01.01.2026 – 12:00 UhrLesedauer: 1 Min.

Düsseldorf: Ein Schild mit der Aufschrift "Feuerwerksverbot" steht am Rheinufer in der Altstadt.Vergrößern des Bildes

Düsseldorf: Ein Schild mit der Aufschrift „Feuerwerksverbot“ steht am Rheinufer in der Altstadt. (Quelle: Oliver Berg)

Trotz Feuerwerksverbots findet das Ordnungsamt in der Düsseldorfer Altstadt tausende Feuerwerkskörper. Die Gesamtbilanz der Nacht fällt dennoch positiv aus.

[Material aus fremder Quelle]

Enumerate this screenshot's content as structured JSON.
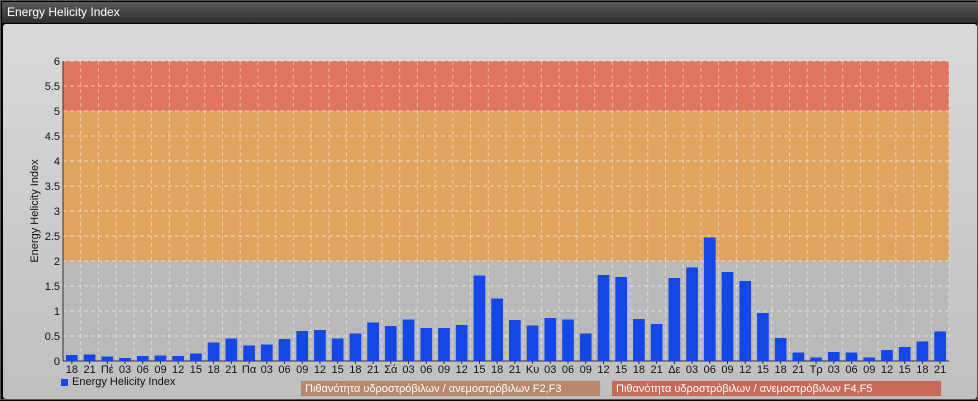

In der Düsseldorfer Altstadt galt zum Jahreswechsel 2025/2026 ein Feuerwerksverbot. Wie das Ordnungsamt mitteilte, wurden dennoch 7.832 Feuerwerkskörper sichergestellt und vernichtet.

Das Ordnungsamt, die Feuerwehr, verschiedene Hilfsorganisationen und die Polizei Düsseldorf arbeiteten in der Silvesternacht eng zusammen. Mitarbeiter des Ordnungs- und Servicedienstes (OSD) ertappten 30 Wildpinkler auf frischer Tat und stellten in 18 Fällen Tabak und Alkohol bei Jugendlichen sicher.

Die Feuerwehr Düsseldorf setzte mehr als 236 Kräfte ein, darunter auch Mitglieder der Freiwilligen Feuerwehr und des Rettungsdienstes. Demnach rückten die Einsatzkräfte zu 95 Feuermeldungen aus. In 68 Fällen brannte ein Papier- oder Müllcontainer.

Ein größerer Einsatz ereignete sich jedoch in Garath. Dort kam es gegen 1 Uhr zu einem Kellerbrand in einem Mehrfamilienhaus in der Carl-Friedrich-Goerdeler-Straße. 12 Personen mussten von der Feuerwehr betreut werden.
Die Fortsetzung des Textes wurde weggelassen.